Sobald ich in Kabul jemanden fragen würde, was er von der Veröffentlichung der Afghanistan Papers hält, würde er mich wohl nur ratlos anschauen und wahrscheinlich mit dem Kopf schütteln. Vor drei Tagen veröffentlichte die Washington Post ihre „huge story“ und veröffentlichte die geheimen Dokumente – einen 2.000-Seiten-Bericht, der deutlich macht, dass nichts, und zwar absolut gar nichts, gut ist am Hindukusch. Und zwar schon seit Beginn der NATO-Intervention im Jahr 2001.

„Uns fehlte ein grundlegendes Verständnis für Afghanistan. Wir wussten nicht, was wir taten. Wir hatten einfach nicht den blassesten Schimmer“, sind etwa die Worte von Douglas Lute, einem der wichtigsten Berater der Bush- und Obama-Administrationen, und er ist nicht der einzige, der im Bericht zitiert wird. Insgesamt wurden mehr als 400 Insider, darunter führende Militärs und Politiker, von John Sopko interviewt. Sie alle geben mehr oder weniger zu, dass der US-Krieg in Afghanistan ein einziges Chaos sei. Niemand scheint zu wissen, wie sich das Dilemma lösen lässt. Hier einige Beispiele, die das gesamte Ausmaß der Täuschung deutlich machen und deshalb einen genaueren Blick wert sind.

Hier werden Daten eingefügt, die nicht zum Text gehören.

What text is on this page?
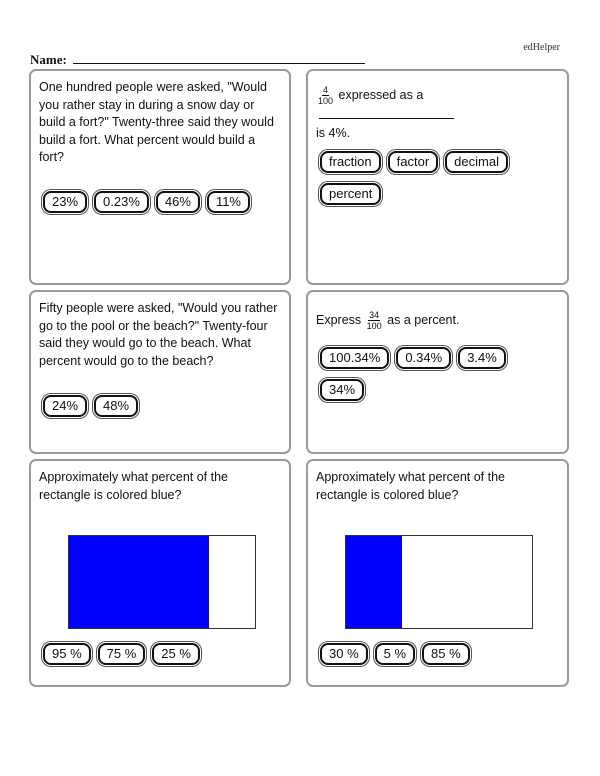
edHelper
Name:
One hundred people were asked, "Would you rather stay in during a snow day or build a fort?" Twenty-three said they would build a fort. What percent would build a fort?
23% 0.23% 46% 11%
$\frac{4}{100}$ expressed as a
is 4%.
fraction factor decimalpercent
Fifty people were asked, "Would you rather go to the pool or the beach?" Twenty-four said they would go to the beach. What percent would go to the beach?
24% 48%
Express $\frac{34}{100}$ as a percent.
100.34% 0.34% 3.4%34%
Approximately what percent of the rectangle is colored blue?
95 % 75 % 25 %
Approximately what percent of the rectangle is colored blue?
30 % 5 % 85 %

  • Laut mehreren Interviewpartnern war es in der US-Militärzentrale in Kabul gängige Praxis, den Krieg reinzuwaschen und der Öffentlichkeit einen baldigen Sieg vorzutäuschen. Man bestand stets darauf, sogar wenn Gegenteiliges der Fall war. Laut Bob Crowley, einem Oberst der US-Army, wurden jegliche Daten in einer Art und Weise manipuliert, um ein möglichst gutes Bild abzuliefern.

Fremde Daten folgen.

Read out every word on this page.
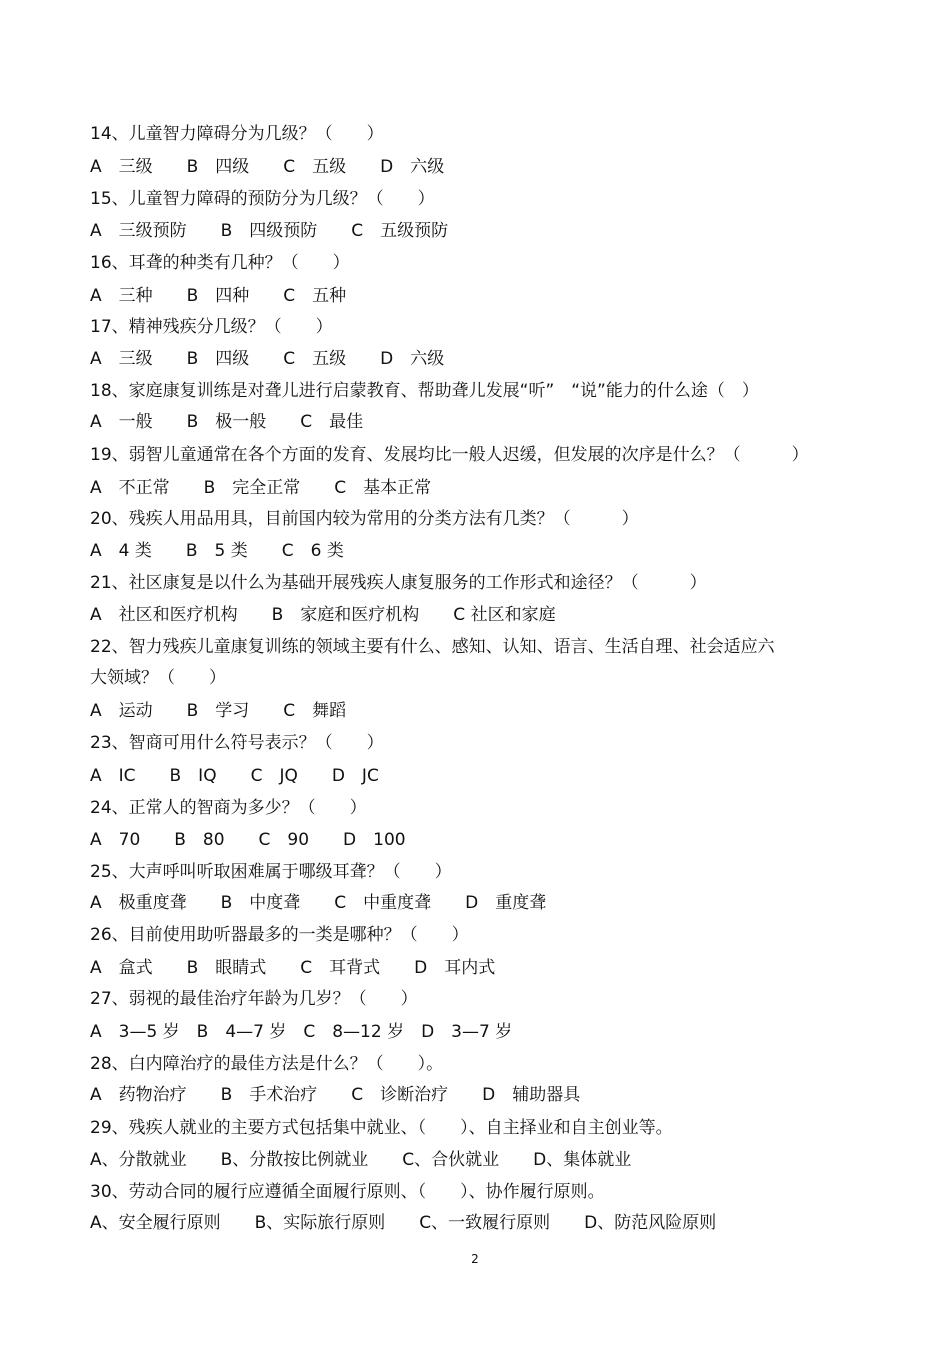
14、儿童智力障碍分为几级？（　　）
A　三级　　B　四级　　C　五级　　D　六级
15、儿童智力障碍的预防分为几级？（　　）
A　三级预防　　B　四级预防　　C　五级预防
16、耳聋的种类有几种？（　　）
A　三种　　B　四种　　C　五种
17、精神残疾分几级？（　　）
A　三级　　B　四级　　C　五级　　D　六级
18、家庭康复训练是对聋儿进行启蒙教育、帮助聋儿发展“听”　“说”能力的什么途（　）
A　一般　　B　极一般　　C　最佳
19、弱智儿童通常在各个方面的发育、发展均比一般人迟缓，但发展的次序是什么？（　　　）
A　不正常　　B　完全正常　　C　基本正常
20、残疾人用品用具，目前国内较为常用的分类方法有几类？（　　　）
A　4 类　　B　5 类　　C　6 类
21、社区康复是以什么为基础开展残疾人康复服务的工作形式和途径？（　　　）
A　社区和医疗机构　　B　家庭和医疗机构　　C 社区和家庭
22、智力残疾儿童康复训练的领域主要有什么、感知、认知、语言、生活自理、社会适应六
大领域？（　　）
A　运动　　B　学习　　C　舞蹈
23、智商可用什么符号表示？（　　）
A　IC　　B　IQ　　C　JQ　　D　JC
24、正常人的智商为多少？（　　）
A　70　　B　80　　C　90　　D　100
25、大声呼叫听取困难属于哪级耳聋？（　　）
A　极重度聋　　B　中度聋　　C　中重度聋　　D　重度聋
26、目前使用助听器最多的一类是哪种？（　　）
A　盒式　　B　眼睛式　　C　耳背式　　D　耳内式
27、弱视的最佳治疗年龄为几岁？（　　）
A　3—5 岁　B　4—7 岁　C　8—12 岁　D　3—7 岁
28、白内障治疗的最佳方法是什么？（　　）。
A　药物治疗　　B　手术治疗　　C　诊断治疗　　D　辅助器具
29、残疾人就业的主要方式包括集中就业、（　　）、自主择业和自主创业等。
A、分散就业　　B、分散按比例就业　　C、合伙就业　　D、集体就业
30、劳动合同的履行应遵循全面履行原则、（　　）、协作履行原则。
A、安全履行原则　　B、实际旅行原则　　C、一致履行原则　　D、防范风险原则
2
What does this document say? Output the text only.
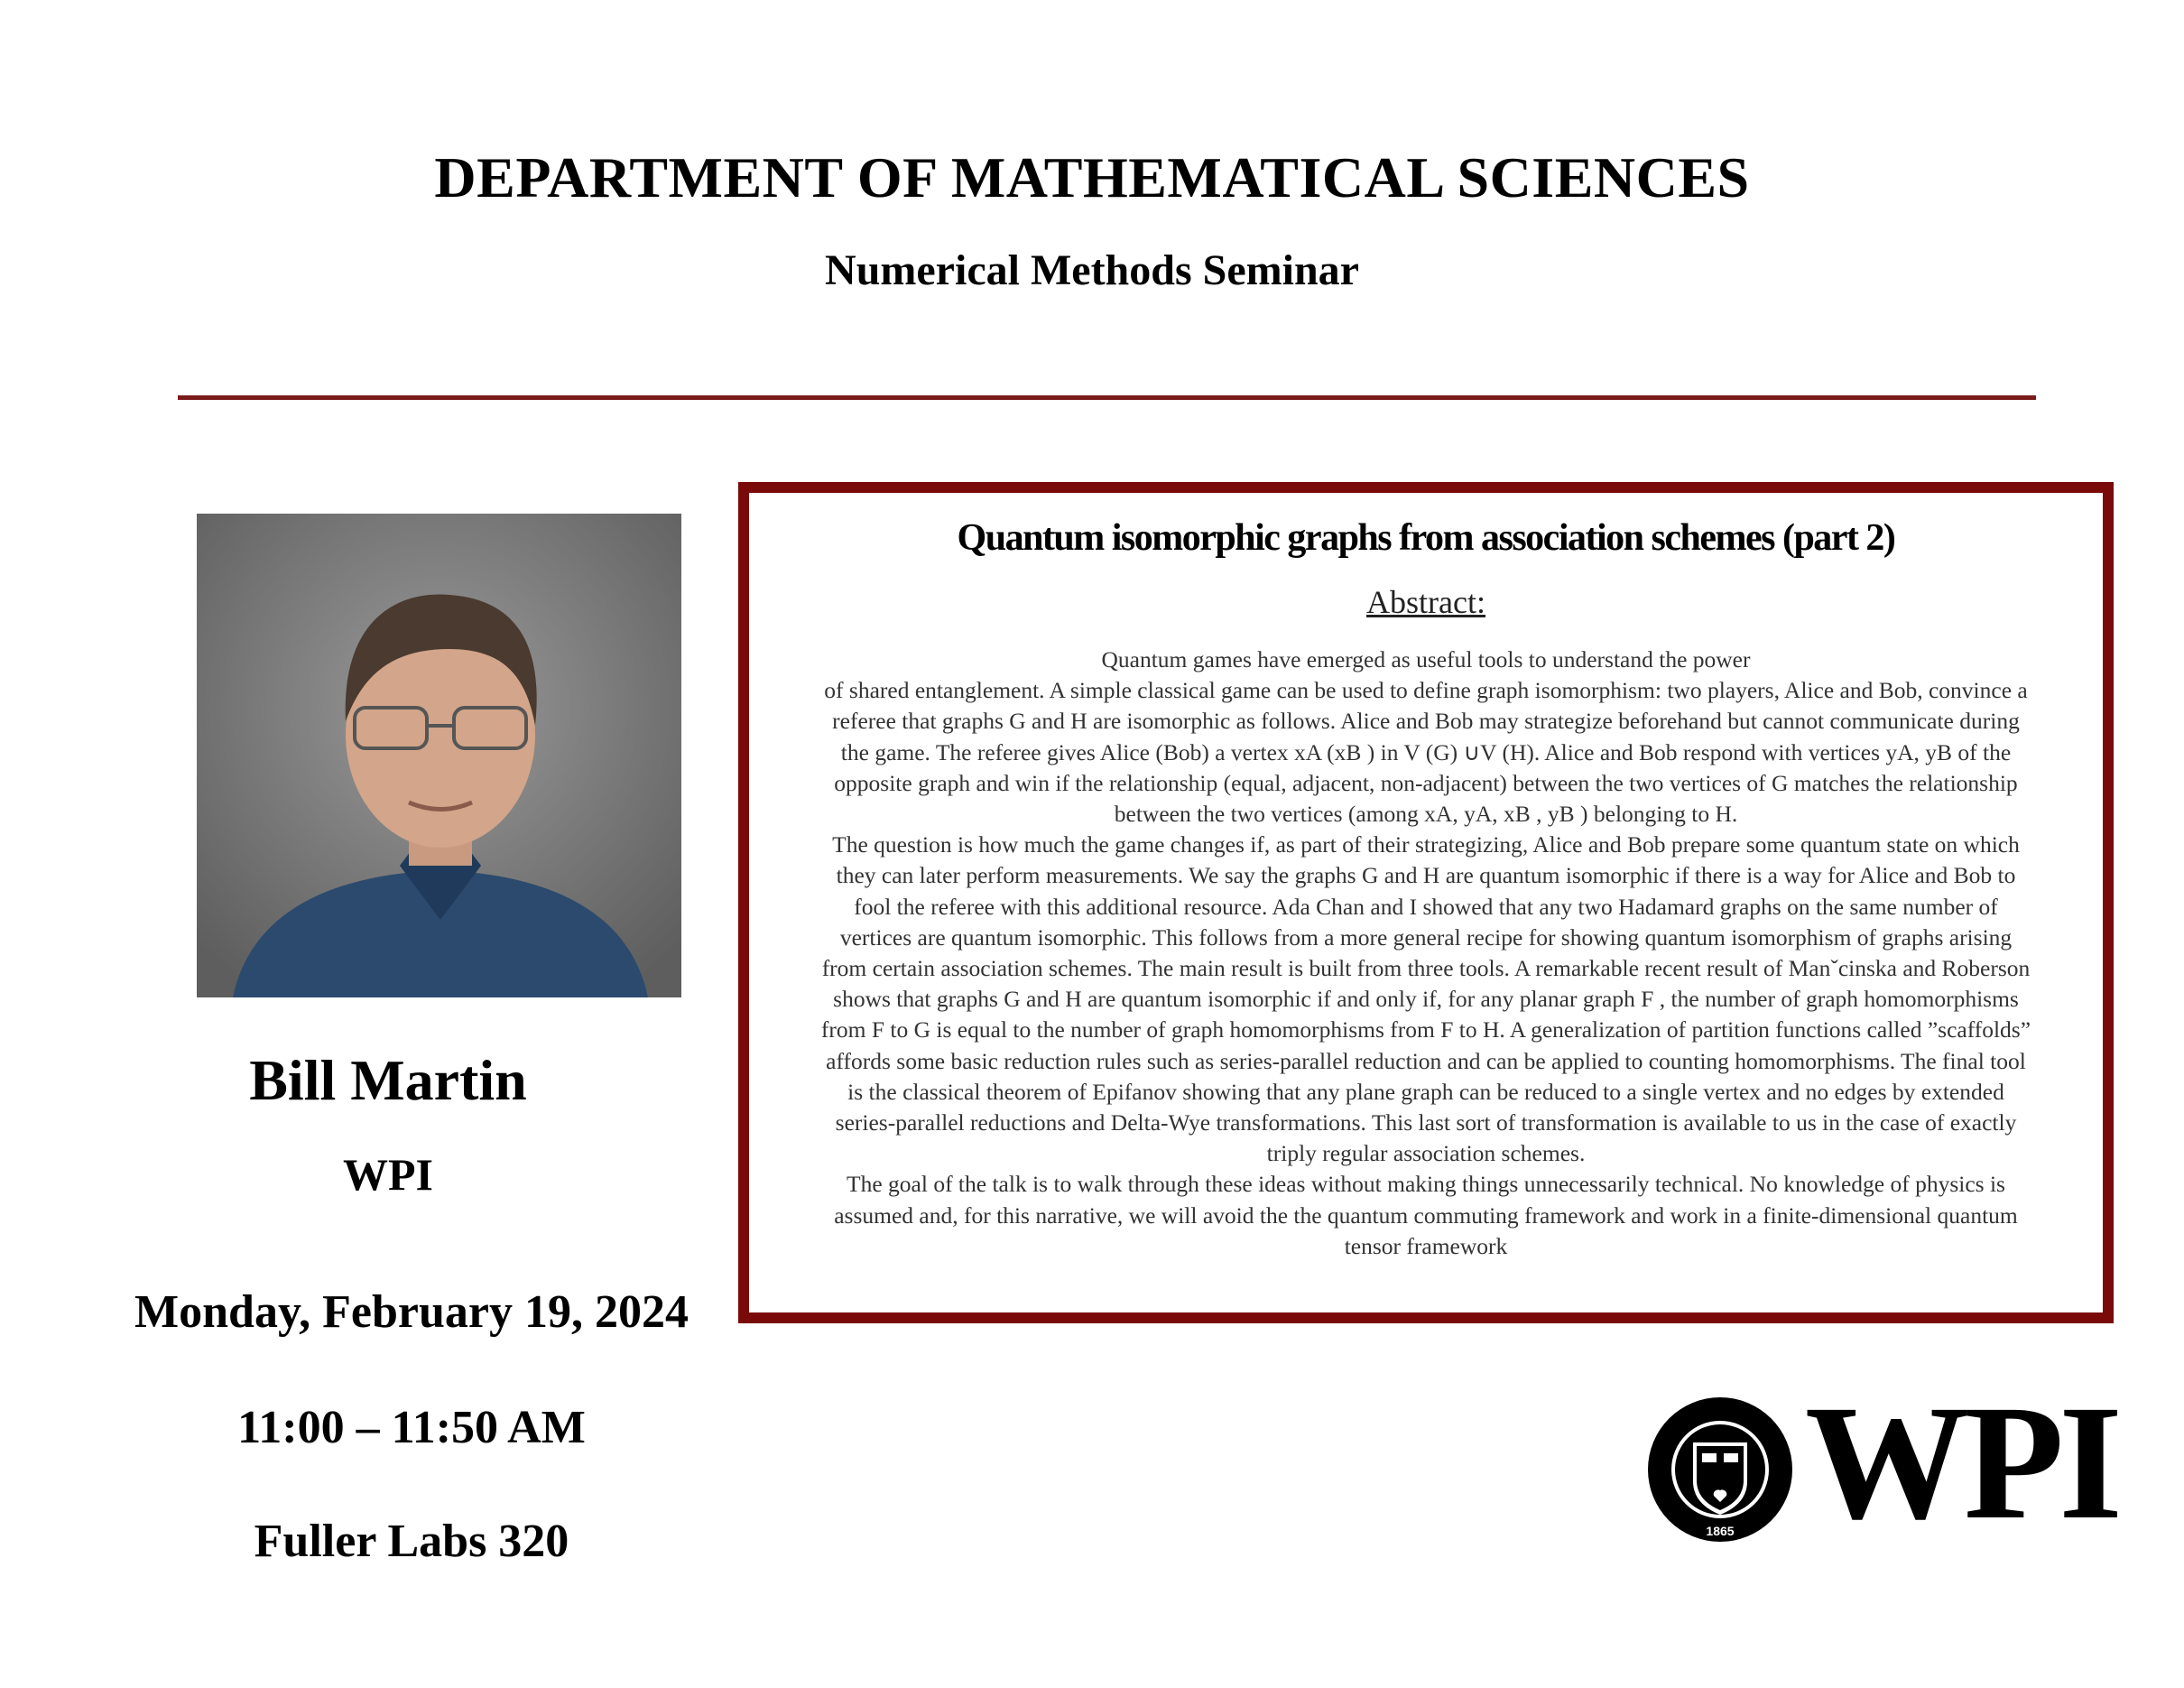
DEPARTMENT OF MATHEMATICAL SCIENCES
Numerical Methods Seminar
Bill Martin
WPI
Monday, February 19, 2024
11:00 – 11:50 AM
Fuller Labs 320
Quantum isomorphic graphs from association schemes (part 2)
Abstract:
Quantum games have emerged as useful tools to understand the power
of shared entanglement. A simple classical game can be used to define graph isomorphism: two players, Alice and Bob, convince a
referee that graphs G and H are isomorphic as follows. Alice and Bob may strategize beforehand but cannot communicate during
the game. The referee gives Alice (Bob) a vertex xA (xB ) in V (G) ∪V (H). Alice and Bob respond with vertices yA, yB of the
opposite graph and win if the relationship (equal, adjacent, non-adjacent) between the two vertices of G matches the relationship
between the two vertices (among xA, yA, xB , yB ) belonging to H.
The question is how much the game changes if, as part of their strategizing, Alice and Bob prepare some quantum state on which
they can later perform measurements. We say the graphs G and H are quantum isomorphic if there is a way for Alice and Bob to
fool the referee with this additional resource. Ada Chan and I showed that any two Hadamard graphs on the same number of
vertices are quantum isomorphic. This follows from a more general recipe for showing quantum isomorphism of graphs arising
from certain association schemes. The main result is built from three tools. A remarkable recent result of Manˇcinska and Roberson
shows that graphs G and H are quantum isomorphic if and only if, for any planar graph F , the number of graph homomorphisms
from F to G is equal to the number of graph homomorphisms from F to H. A generalization of partition functions called ”scaffolds”
affords some basic reduction rules such as series-parallel reduction and can be applied to counting homomorphisms. The final tool
is the classical theorem of Epifanov showing that any plane graph can be reduced to a single vertex and no edges by extended
series-parallel reductions and Delta-Wye transformations. This last sort of transformation is available to us in the case of exactly
triply regular association schemes.
The goal of the talk is to walk through these ideas without making things unnecessarily technical. No knowledge of physics is
assumed and, for this narrative, we will avoid the the quantum commuting framework and work in a finite-dimensional quantum
tensor framework
1865 WPI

  • Klare (und dennoch fragwürdige) Worte fand auch der US-Diplomat James Dobbins: „Wir marschieren nicht in arme Länder ein, um sie reich zu machen. Wir marschieren nicht in autokratische Länder ein, um sie zu demokratisieren. Wir marschieren in gewalttätige Länder ein, um sie zu befrieden, und im Fall von Afghanistan haben wir eindeutig versagt“.

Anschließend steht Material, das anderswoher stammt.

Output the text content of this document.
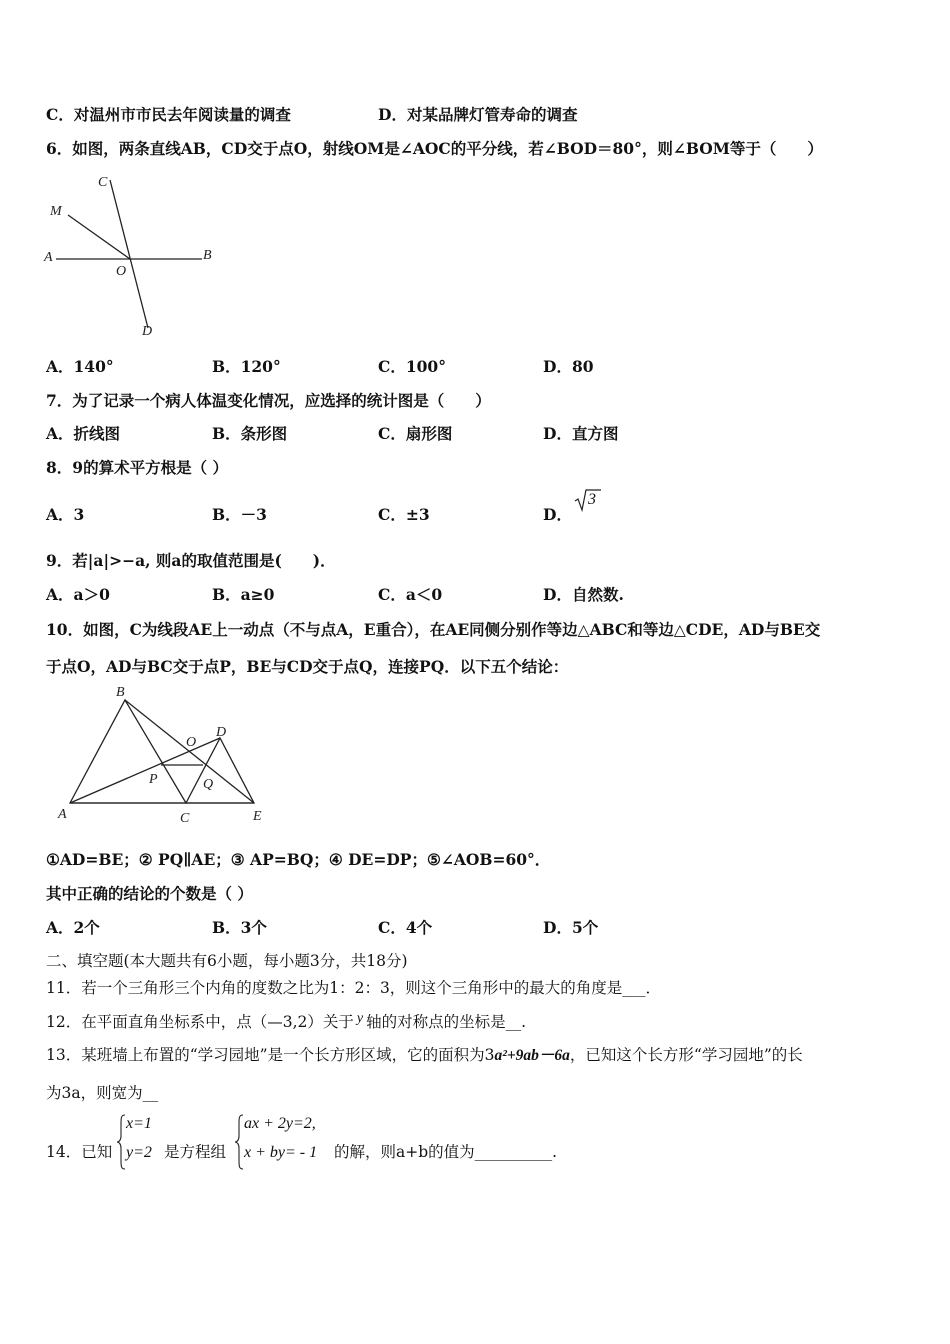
C．对温州市市民去年阅读量的调查	D．对某品牌灯管寿命的调查
6．如图，两条直线AB，CD交于点O，射线OM是∠AOC的平分线，若∠BOD＝80°，则∠BOM等于（　　）
C
M
A	B
O
D
A．140°	B．120°	C．100°	D．80
7．为了记录一个病人体温变化情况，应选择的统计图是（　　）
A．折线图	B．条形图	C．扇形图	D．直方图
8．9的算术平方根是（ ）
A．3	B．－3	C．±3	D．
3
9．若|a|>−a, 则a的取值范围是(　　)．
A．a＞0	B．a≥0	C．a＜0	D．自然数.
10．如图，C为线段AE上一动点（不与点A，E重合），在AE同侧分别作等边△ABC和等边△CDE，AD与BE交
于点O，AD与BC交于点P，BE与CD交于点Q，连接PQ．以下五个结论：
B
O
D
P	Q
A	C	E
①AD=BE；② PQ∥AE；③ AP=BQ；④ DE=DP；⑤∠AOB=60°．
其中正确的结论的个数是（ ）
A．2个	B．3个	C．4个	D．5个
二、填空题(本大题共有6小题，每小题3分，共18分)
11．若一个三角形三个内角的度数之比为1：2：3，则这个三角形中的最大的角度是___．
12．在平面直角坐标系中，点（—3,2）关于 y 轴的对称点的坐标是__.
13．某班墙上布置的“学习园地”是一个长方形区域，它的面积为3a²+9ab－6a，已知这个长方形“学习园地”的长
为3a，则宽为__
14．已知
x=1
y=2 是方程组
ax + 2y=2,
x + by= - 1 的解，则a+b的值为__________.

  • Auch Verteidigungsminister Donald Rumsfeld, der den Krieg damals begann, wusste mehr oder weniger, was auf die USA zukommen wird. In einem Memo aus dem Jahr 2002 sagt er unter anderem, dass man das US-Militär „niemals aus Afghanistan rausbekomme“, solange man sich nicht ernsthaft um eine Stabilität bemüht, die einen Abzug gewährleisten kann. Das Memo endet mit „Hilfe!“.
  • Ebenso deutlich wird aus dem Bericht, dass man so gut wie nichts über den „Feind“ wusste. Bekämpfte man Al Qaida, die Taliban oder andere Gruppierungen? Und wie präsent war dieser Feind überhaupt von Zeit zu Zeit? Bis heute behaupten das US-Militär und die Kabuler Regierung etwa, Al Qaida in Afghanistan zu bekämpfen, doch niemand weiß genau, um wie viele Kämpfer es sich dabei handelt. Vor einigen Jahren nahm ich an einer Afghanistan-Veranstaltung teil, auf der ein deutscher NATO-General, der lange in Afghanistan stationiert war, einen Vortrag hielt. Im Laufe des Vortrags zeigte der Mann eine Karte mit „Feinden“, darunter befand sich auch Al Qaida. Im Raum befand sich auch Thomas Ruttig, ein bekannter Afghanistan-Kenner. Er wollte vom General wissen, ob sich in Afghanistan 30, 300 oder 3000 Al-Qaida-Kämpfer befinden würden. Doch dieser geriet ins Stottern und hatte keine Antwort. Ähnlich verhält es sich auch mit vielen Interviewpartnern der Afghanistan Papers.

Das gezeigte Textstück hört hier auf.